Sebagai seorang guru, saya selalu berusaha untuk meningkatkan kualitas pembelajaran di kelas. Baru-baru ini, saya mengikuti Diklat Nasional 40JP dengan tema “Strategi Efektif Merancang Pembelajaran yang Menyenangkan Berbasis Deep Learning.” Pengalaman ini sangat menggugah cara pandang saya tentang proses belajar mengajar.
Salah satu strategi yang saya terapkan setelah mengikuti diklat ini adalah pendekatan berdiferensiasi. Saya mulai memetakan gaya belajar dan kebutuhan siswa. Dengan cara ini, saya dapat menyesuaikan metode pembelajaran yang sesuai, seperti menyediakan pilihan Lembar Kerja Peserta Didik (LKPD) yang beragam—ada yang berbasis visual, audio, dan kinestetik. Hal ini memberikan kesempatan bagi siswa untuk belajar sesuai dengan cara mereka masing-masing.
Materi tentang strategi pembelajaran berdiferensiasi sangat berkesan bagi saya. Saya menyadari bahwa setiap peserta didik memiliki kebutuhan, minat, dan kesiapan belajar yang berbeda-beda. Sebelumnya, saya cenderung menggunakan pendekatan yang sama untuk semua siswa, tanpa mempertimbangkan variasi dalam proses belajar mereka. Kini, saya merasa lebih peka terhadap kebutuhan siswa, dan itu membuat suasana belajar menjadi lebih hidup dan menyenangkan.
Namun, penerapan deep learning di kelas tidaklah tanpa tantangan. Saya menemukan beberapa hambatan, seperti perbedaan kesiapan belajar siswa. Tidak semua siswa siap untuk terlibat dalam pembelajaran yang mendalam; beberapa masih terbiasa dengan pola hafalan dan kurang aktif. Oleh karena itu, saya perlu waktu dan pendekatan khusus untuk mendorong mereka berpikir kritis.
Selain itu, manajemen waktu juga menjadi tantangan. Pembelajaran deep learning memerlukan waktu lebih lama untuk diskusi, refleksi, dan penguatan makna, yang sering kali sulit disesuaikan dengan keterbatasan waktu tatap muka. Ketersediaan sumber belajar yang beragam juga menjadi perhatian, karena tidak semua materi ajar dilengkapi dengan sumber pendukung yang memadai.

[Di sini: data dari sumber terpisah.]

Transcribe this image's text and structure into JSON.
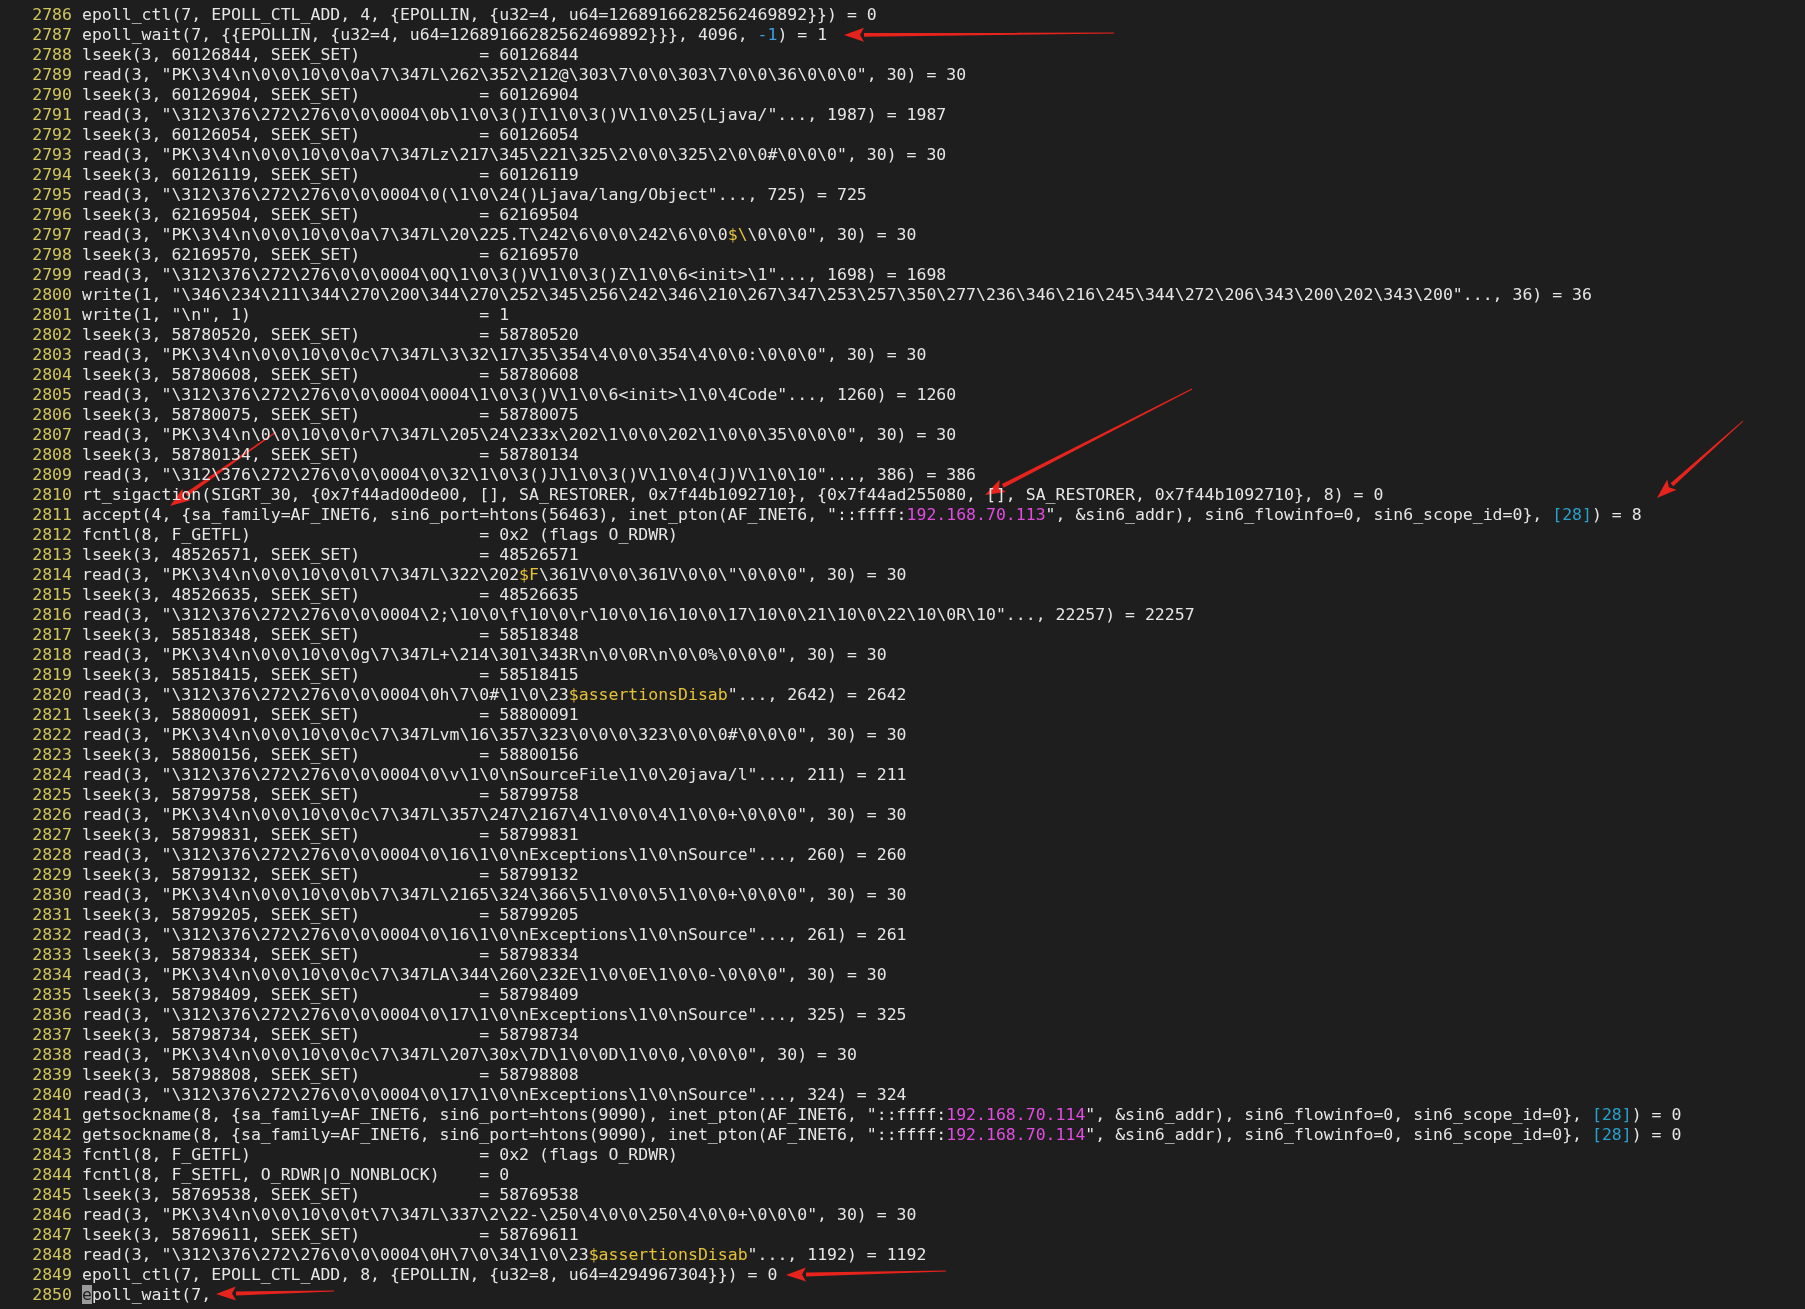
{
  "lines": [
    {
      "number": "2786",
      "segments": [
        {
          "kind": "plain",
          "text": "epoll_ctl(7, EPOLL_CTL_ADD, 4, {EPOLLIN, {u32=4, u64=12689166282562469892}}) = 0"
        }
      ]
    },
    {
      "number": "2787",
      "segments": [
        {
          "kind": "plain",
          "text": "epoll_wait(7, {{EPOLLIN, {u32=4, u64=12689166282562469892}}}, 4096, "
        },
        {
          "kind": "number",
          "text": "-1"
        },
        {
          "kind": "plain",
          "text": ") = 1"
        }
      ]
    },
    {
      "number": "2788",
      "segments": [
        {
          "kind": "plain",
          "text": "lseek(3, 60126844, SEEK_SET)            = 60126844"
        }
      ]
    },
    {
      "number": "2789",
      "segments": [
        {
          "kind": "plain",
          "text": "read(3, \"PK\\3\\4\\n\\0\\0\\10\\0\\0a\\7\\347L\\262\\352\\212@\\303\\7\\0\\0\\303\\7\\0\\0\\36\\0\\0\\0\", 30) = 30"
        }
      ]
    },
    {
      "number": "2790",
      "segments": [
        {
          "kind": "plain",
          "text": "lseek(3, 60126904, SEEK_SET)            = 60126904"
        }
      ]
    },
    {
      "number": "2791",
      "segments": [
        {
          "kind": "plain",
          "text": "read(3, \"\\312\\376\\272\\276\\0\\0\\0004\\0b\\1\\0\\3()I\\1\\0\\3()V\\1\\0\\25(Ljava/\"..., 1987) = 1987"
        }
      ]
    },
    {
      "number": "2792",
      "segments": [
        {
          "kind": "plain",
          "text": "lseek(3, 60126054, SEEK_SET)            = 60126054"
        }
      ]
    },
    {
      "number": "2793",
      "segments": [
        {
          "kind": "plain",
          "text": "read(3, \"PK\\3\\4\\n\\0\\0\\10\\0\\0a\\7\\347Lz\\217\\345\\221\\325\\2\\0\\0\\325\\2\\0\\0#\\0\\0\\0\", 30) = 30"
        }
      ]
    },
    {
      "number": "2794",
      "segments": [
        {
          "kind": "plain",
          "text": "lseek(3, 60126119, SEEK_SET)            = 60126119"
        }
      ]
    },
    {
      "number": "2795",
      "segments": [
        {
          "kind": "plain",
          "text": "read(3, \"\\312\\376\\272\\276\\0\\0\\0004\\0(\\1\\0\\24()Ljava/lang/Object\"..., 725) = 725"
        }
      ]
    },
    {
      "number": "2796",
      "segments": [
        {
          "kind": "plain",
          "text": "lseek(3, 62169504, SEEK_SET)            = 62169504"
        }
      ]
    },
    {
      "number": "2797",
      "segments": [
        {
          "kind": "plain",
          "text": "read(3, \"PK\\3\\4\\n\\0\\0\\10\\0\\0a\\7\\347L\\20\\225.T\\242\\6\\0\\0\\242\\6\\0\\0"
        },
        {
          "kind": "special",
          "text": "$\\"
        },
        {
          "kind": "plain",
          "text": "\\0\\0\\0\", 30) = 30"
        }
      ]
    },
    {
      "number": "2798",
      "segments": [
        {
          "kind": "plain",
          "text": "lseek(3, 62169570, SEEK_SET)            = 62169570"
        }
      ]
    },
    {
      "number": "2799",
      "segments": [
        {
          "kind": "plain",
          "text": "read(3, \"\\312\\376\\272\\276\\0\\0\\0004\\0Q\\1\\0\\3()V\\1\\0\\3()Z\\1\\0\\6<init>\\1\"..., 1698) = 1698"
        }
      ]
    },
    {
      "number": "2800",
      "segments": [
        {
          "kind": "plain",
          "text": "write(1, \"\\346\\234\\211\\344\\270\\200\\344\\270\\252\\345\\256\\242\\346\\210\\267\\347\\253\\257\\350\\277\\236\\346\\216\\245\\344\\272\\206\\343\\200\\202\\343\\200\"..., 36) = 36"
        }
      ]
    },
    {
      "number": "2801",
      "segments": [
        {
          "kind": "plain",
          "text": "write(1, \"\\n\", 1)                       = 1"
        }
      ]
    },
    {
      "number": "2802",
      "segments": [
        {
          "kind": "plain",
          "text": "lseek(3, 58780520, SEEK_SET)            = 58780520"
        }
      ]
    },
    {
      "number": "2803",
      "segments": [
        {
          "kind": "plain",
          "text": "read(3, \"PK\\3\\4\\n\\0\\0\\10\\0\\0c\\7\\347L\\3\\32\\17\\35\\354\\4\\0\\0\\354\\4\\0\\0:\\0\\0\\0\", 30) = 30"
        }
      ]
    },
    {
      "number": "2804",
      "segments": [
        {
          "kind": "plain",
          "text": "lseek(3, 58780608, SEEK_SET)            = 58780608"
        }
      ]
    },
    {
      "number": "2805",
      "segments": [
        {
          "kind": "plain",
          "text": "read(3, \"\\312\\376\\272\\276\\0\\0\\0004\\0004\\1\\0\\3()V\\1\\0\\6<init>\\1\\0\\4Code\"..., 1260) = 1260"
        }
      ]
    },
    {
      "number": "2806",
      "segments": [
        {
          "kind": "plain",
          "text": "lseek(3, 58780075, SEEK_SET)            = 58780075"
        }
      ]
    },
    {
      "number": "2807",
      "segments": [
        {
          "kind": "plain",
          "text": "read(3, \"PK\\3\\4\\n\\0\\0\\10\\0\\0r\\7\\347L\\205\\24\\233x\\202\\1\\0\\0\\202\\1\\0\\0\\35\\0\\0\\0\", 30) = 30"
        }
      ]
    },
    {
      "number": "2808",
      "segments": [
        {
          "kind": "plain",
          "text": "lseek(3, 58780134, SEEK_SET)            = 58780134"
        }
      ]
    },
    {
      "number": "2809",
      "segments": [
        {
          "kind": "plain",
          "text": "read(3, \"\\312\\376\\272\\276\\0\\0\\0004\\0\\32\\1\\0\\3()J\\1\\0\\3()V\\1\\0\\4(J)V\\1\\0\\10\"..., 386) = 386"
        }
      ]
    },
    {
      "number": "2810",
      "segments": [
        {
          "kind": "plain",
          "text": "rt_sigaction(SIGRT_30, {0x7f44ad00de00, [], SA_RESTORER, 0x7f44b1092710}, {0x7f44ad255080, [], SA_RESTORER, 0x7f44b1092710}, 8) = 0"
        }
      ]
    },
    {
      "number": "2811",
      "segments": [
        {
          "kind": "plain",
          "text": "accept(4, {sa_family=AF_INET6, sin6_port=htons(56463), inet_pton(AF_INET6, \"::ffff:"
        },
        {
          "kind": "address",
          "text": "192.168.70.113"
        },
        {
          "kind": "plain",
          "text": "\", &sin6_addr), sin6_flowinfo=0, sin6_scope_id=0}, "
        },
        {
          "kind": "bracket",
          "text": "[28]"
        },
        {
          "kind": "plain",
          "text": ") = 8"
        }
      ]
    },
    {
      "number": "2812",
      "segments": [
        {
          "kind": "plain",
          "text": "fcntl(8, F_GETFL)                       = 0x2 (flags O_RDWR)"
        }
      ]
    },
    {
      "number": "2813",
      "segments": [
        {
          "kind": "plain",
          "text": "lseek(3, 48526571, SEEK_SET)            = 48526571"
        }
      ]
    },
    {
      "number": "2814",
      "segments": [
        {
          "kind": "plain",
          "text": "read(3, \"PK\\3\\4\\n\\0\\0\\10\\0\\0l\\7\\347L\\322\\202"
        },
        {
          "kind": "special",
          "text": "$F"
        },
        {
          "kind": "plain",
          "text": "\\361V\\0\\0\\361V\\0\\0\\\"\\0\\0\\0\", 30) = 30"
        }
      ]
    },
    {
      "number": "2815",
      "segments": [
        {
          "kind": "plain",
          "text": "lseek(3, 48526635, SEEK_SET)            = 48526635"
        }
      ]
    },
    {
      "number": "2816",
      "segments": [
        {
          "kind": "plain",
          "text": "read(3, \"\\312\\376\\272\\276\\0\\0\\0004\\2;\\10\\0\\f\\10\\0\\r\\10\\0\\16\\10\\0\\17\\10\\0\\21\\10\\0\\22\\10\\0R\\10\"..., 22257) = 22257"
        }
      ]
    },
    {
      "number": "2817",
      "segments": [
        {
          "kind": "plain",
          "text": "lseek(3, 58518348, SEEK_SET)            = 58518348"
        }
      ]
    },
    {
      "number": "2818",
      "segments": [
        {
          "kind": "plain",
          "text": "read(3, \"PK\\3\\4\\n\\0\\0\\10\\0\\0g\\7\\347L+\\214\\301\\343R\\n\\0\\0R\\n\\0\\0%\\0\\0\\0\", 30) = 30"
        }
      ]
    },
    {
      "number": "2819",
      "segments": [
        {
          "kind": "plain",
          "text": "lseek(3, 58518415, SEEK_SET)            = 58518415"
        }
      ]
    },
    {
      "number": "2820",
      "segments": [
        {
          "kind": "plain",
          "text": "read(3, \"\\312\\376\\272\\276\\0\\0\\0004\\0h\\7\\0#\\1\\0\\23"
        },
        {
          "kind": "special",
          "text": "$assertionsDisab"
        },
        {
          "kind": "plain",
          "text": "\"..., 2642) = 2642"
        }
      ]
    },
    {
      "number": "2821",
      "segments": [
        {
          "kind": "plain",
          "text": "lseek(3, 58800091, SEEK_SET)            = 58800091"
        }
      ]
    },
    {
      "number": "2822",
      "segments": [
        {
          "kind": "plain",
          "text": "read(3, \"PK\\3\\4\\n\\0\\0\\10\\0\\0c\\7\\347Lvm\\16\\357\\323\\0\\0\\0\\323\\0\\0\\0#\\0\\0\\0\", 30) = 30"
        }
      ]
    },
    {
      "number": "2823",
      "segments": [
        {
          "kind": "plain",
          "text": "lseek(3, 58800156, SEEK_SET)            = 58800156"
        }
      ]
    },
    {
      "number": "2824",
      "segments": [
        {
          "kind": "plain",
          "text": "read(3, \"\\312\\376\\272\\276\\0\\0\\0004\\0\\v\\1\\0\\nSourceFile\\1\\0\\20java/l\"..., 211) = 211"
        }
      ]
    },
    {
      "number": "2825",
      "segments": [
        {
          "kind": "plain",
          "text": "lseek(3, 58799758, SEEK_SET)            = 58799758"
        }
      ]
    },
    {
      "number": "2826",
      "segments": [
        {
          "kind": "plain",
          "text": "read(3, \"PK\\3\\4\\n\\0\\0\\10\\0\\0c\\7\\347L\\357\\247\\2167\\4\\1\\0\\0\\4\\1\\0\\0+\\0\\0\\0\", 30) = 30"
        }
      ]
    },
    {
      "number": "2827",
      "segments": [
        {
          "kind": "plain",
          "text": "lseek(3, 58799831, SEEK_SET)            = 58799831"
        }
      ]
    },
    {
      "number": "2828",
      "segments": [
        {
          "kind": "plain",
          "text": "read(3, \"\\312\\376\\272\\276\\0\\0\\0004\\0\\16\\1\\0\\nExceptions\\1\\0\\nSource\"..., 260) = 260"
        }
      ]
    },
    {
      "number": "2829",
      "segments": [
        {
          "kind": "plain",
          "text": "lseek(3, 58799132, SEEK_SET)            = 58799132"
        }
      ]
    },
    {
      "number": "2830",
      "segments": [
        {
          "kind": "plain",
          "text": "read(3, \"PK\\3\\4\\n\\0\\0\\10\\0\\0b\\7\\347L\\2165\\324\\366\\5\\1\\0\\0\\5\\1\\0\\0+\\0\\0\\0\", 30) = 30"
        }
      ]
    },
    {
      "number": "2831",
      "segments": [
        {
          "kind": "plain",
          "text": "lseek(3, 58799205, SEEK_SET)            = 58799205"
        }
      ]
    },
    {
      "number": "2832",
      "segments": [
        {
          "kind": "plain",
          "text": "read(3, \"\\312\\376\\272\\276\\0\\0\\0004\\0\\16\\1\\0\\nExceptions\\1\\0\\nSource\"..., 261) = 261"
        }
      ]
    },
    {
      "number": "2833",
      "segments": [
        {
          "kind": "plain",
          "text": "lseek(3, 58798334, SEEK_SET)            = 58798334"
        }
      ]
    },
    {
      "number": "2834",
      "segments": [
        {
          "kind": "plain",
          "text": "read(3, \"PK\\3\\4\\n\\0\\0\\10\\0\\0c\\7\\347LA\\344\\260\\232E\\1\\0\\0E\\1\\0\\0-\\0\\0\\0\", 30) = 30"
        }
      ]
    },
    {
      "number": "2835",
      "segments": [
        {
          "kind": "plain",
          "text": "lseek(3, 58798409, SEEK_SET)            = 58798409"
        }
      ]
    },
    {
      "number": "2836",
      "segments": [
        {
          "kind": "plain",
          "text": "read(3, \"\\312\\376\\272\\276\\0\\0\\0004\\0\\17\\1\\0\\nExceptions\\1\\0\\nSource\"..., 325) = 325"
        }
      ]
    },
    {
      "number": "2837",
      "segments": [
        {
          "kind": "plain",
          "text": "lseek(3, 58798734, SEEK_SET)            = 58798734"
        }
      ]
    },
    {
      "number": "2838",
      "segments": [
        {
          "kind": "plain",
          "text": "read(3, \"PK\\3\\4\\n\\0\\0\\10\\0\\0c\\7\\347L\\207\\30x\\7D\\1\\0\\0D\\1\\0\\0,\\0\\0\\0\", 30) = 30"
        }
      ]
    },
    {
      "number": "2839",
      "segments": [
        {
          "kind": "plain",
          "text": "lseek(3, 58798808, SEEK_SET)            = 58798808"
        }
      ]
    },
    {
      "number": "2840",
      "segments": [
        {
          "kind": "plain",
          "text": "read(3, \"\\312\\376\\272\\276\\0\\0\\0004\\0\\17\\1\\0\\nExceptions\\1\\0\\nSource\"..., 324) = 324"
        }
      ]
    },
    {
      "number": "2841",
      "segments": [
        {
          "kind": "plain",
          "text": "getsockname(8, {sa_family=AF_INET6, sin6_port=htons(9090), inet_pton(AF_INET6, \"::ffff:"
        },
        {
          "kind": "address",
          "text": "192.168.70.114"
        },
        {
          "kind": "plain",
          "text": "\", &sin6_addr), sin6_flowinfo=0, sin6_scope_id=0}, "
        },
        {
          "kind": "bracket",
          "text": "[28]"
        },
        {
          "kind": "plain",
          "text": ") = 0"
        }
      ]
    },
    {
      "number": "2842",
      "segments": [
        {
          "kind": "plain",
          "text": "getsockname(8, {sa_family=AF_INET6, sin6_port=htons(9090), inet_pton(AF_INET6, \"::ffff:"
        },
        {
          "kind": "address",
          "text": "192.168.70.114"
        },
        {
          "kind": "plain",
          "text": "\", &sin6_addr), sin6_flowinfo=0, sin6_scope_id=0}, "
        },
        {
          "kind": "bracket",
          "text": "[28]"
        },
        {
          "kind": "plain",
          "text": ") = 0"
        }
      ]
    },
    {
      "number": "2843",
      "segments": [
        {
          "kind": "plain",
          "text": "fcntl(8, F_GETFL)                       = 0x2 (flags O_RDWR)"
        }
      ]
    },
    {
      "number": "2844",
      "segments": [
        {
          "kind": "plain",
          "text": "fcntl(8, F_SETFL, O_RDWR|O_NONBLOCK)    = 0"
        }
      ]
    },
    {
      "number": "2845",
      "segments": [
        {
          "kind": "plain",
          "text": "lseek(3, 58769538, SEEK_SET)            = 58769538"
        }
      ]
    },
    {
      "number": "2846",
      "segments": [
        {
          "kind": "plain",
          "text": "read(3, \"PK\\3\\4\\n\\0\\0\\10\\0\\0t\\7\\347L\\337\\2\\22-\\250\\4\\0\\0\\250\\4\\0\\0+\\0\\0\\0\", 30) = 30"
        }
      ]
    },
    {
      "number": "2847",
      "segments": [
        {
          "kind": "plain",
          "text": "lseek(3, 58769611, SEEK_SET)            = 58769611"
        }
      ]
    },
    {
      "number": "2848",
      "segments": [
        {
          "kind": "plain",
          "text": "read(3, \"\\312\\376\\272\\276\\0\\0\\0004\\0H\\7\\0\\34\\1\\0\\23"
        },
        {
          "kind": "special",
          "text": "$assertionsDisab"
        },
        {
          "kind": "plain",
          "text": "\"..., 1192) = 1192"
        }
      ]
    },
    {
      "number": "2849",
      "segments": [
        {
          "kind": "plain",
          "text": "epoll_ctl(7, EPOLL_CTL_ADD, 8, {EPOLLIN, {u32=8, u64=4294967304}}) = 0"
        }
      ]
    },
    {
      "number": "2850",
      "segments": [
        {
          "kind": "cursor",
          "text": "e"
        },
        {
          "kind": "plain",
          "text": "poll_wait(7,"
        }
      ]
    }
  ]
}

Perubahan cara pandang juga diperlukan, baik dari sisi guru maupun siswa. Saya sendiri terus berusaha merancang pertanyaan tingkat tinggi dan memberikan ruang bagi eksplorasi siswa. Penilaian terhadap hasil belajar pun tak hanya bergantung pada tes objektif. Saya mulai menyusun rubrik dan melakukan asesmen formatif secara berkala untuk mengukur kemajuan siswa.

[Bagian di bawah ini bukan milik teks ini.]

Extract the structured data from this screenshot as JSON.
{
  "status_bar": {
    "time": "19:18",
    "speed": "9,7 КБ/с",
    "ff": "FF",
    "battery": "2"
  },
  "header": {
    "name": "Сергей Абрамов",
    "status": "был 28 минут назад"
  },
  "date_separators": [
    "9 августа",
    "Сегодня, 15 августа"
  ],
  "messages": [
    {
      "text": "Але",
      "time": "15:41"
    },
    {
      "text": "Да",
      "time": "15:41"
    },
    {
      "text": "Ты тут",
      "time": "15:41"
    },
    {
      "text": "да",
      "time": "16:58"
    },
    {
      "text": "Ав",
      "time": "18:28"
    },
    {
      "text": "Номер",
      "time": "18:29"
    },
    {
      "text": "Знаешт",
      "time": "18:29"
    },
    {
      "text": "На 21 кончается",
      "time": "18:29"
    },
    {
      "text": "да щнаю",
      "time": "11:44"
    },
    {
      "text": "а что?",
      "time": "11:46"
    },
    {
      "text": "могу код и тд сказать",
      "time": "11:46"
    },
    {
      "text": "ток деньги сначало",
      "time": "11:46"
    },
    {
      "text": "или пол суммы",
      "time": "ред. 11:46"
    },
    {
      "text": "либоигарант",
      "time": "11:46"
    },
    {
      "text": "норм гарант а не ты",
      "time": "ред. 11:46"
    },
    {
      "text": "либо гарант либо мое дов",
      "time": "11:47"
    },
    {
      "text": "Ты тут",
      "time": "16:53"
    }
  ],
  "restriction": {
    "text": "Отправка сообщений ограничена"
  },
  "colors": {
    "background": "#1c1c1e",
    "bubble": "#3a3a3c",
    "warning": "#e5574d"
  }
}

Setelah mengikuti diklat ini, perubahan terbesar yang saya rasakan adalah cara pandang saya terhadap pembelajaran. Saya kini menyadari bahwa menciptakan pengalaman belajar yang bermakna jauh lebih penting daripada sekadar menyampaikan materi. Saya berkomitmen untuk terus menerapkan strategi yang telah saya pelajari dan menjadikan pembelajaran di kelas lebih efektif dan menyenangkan.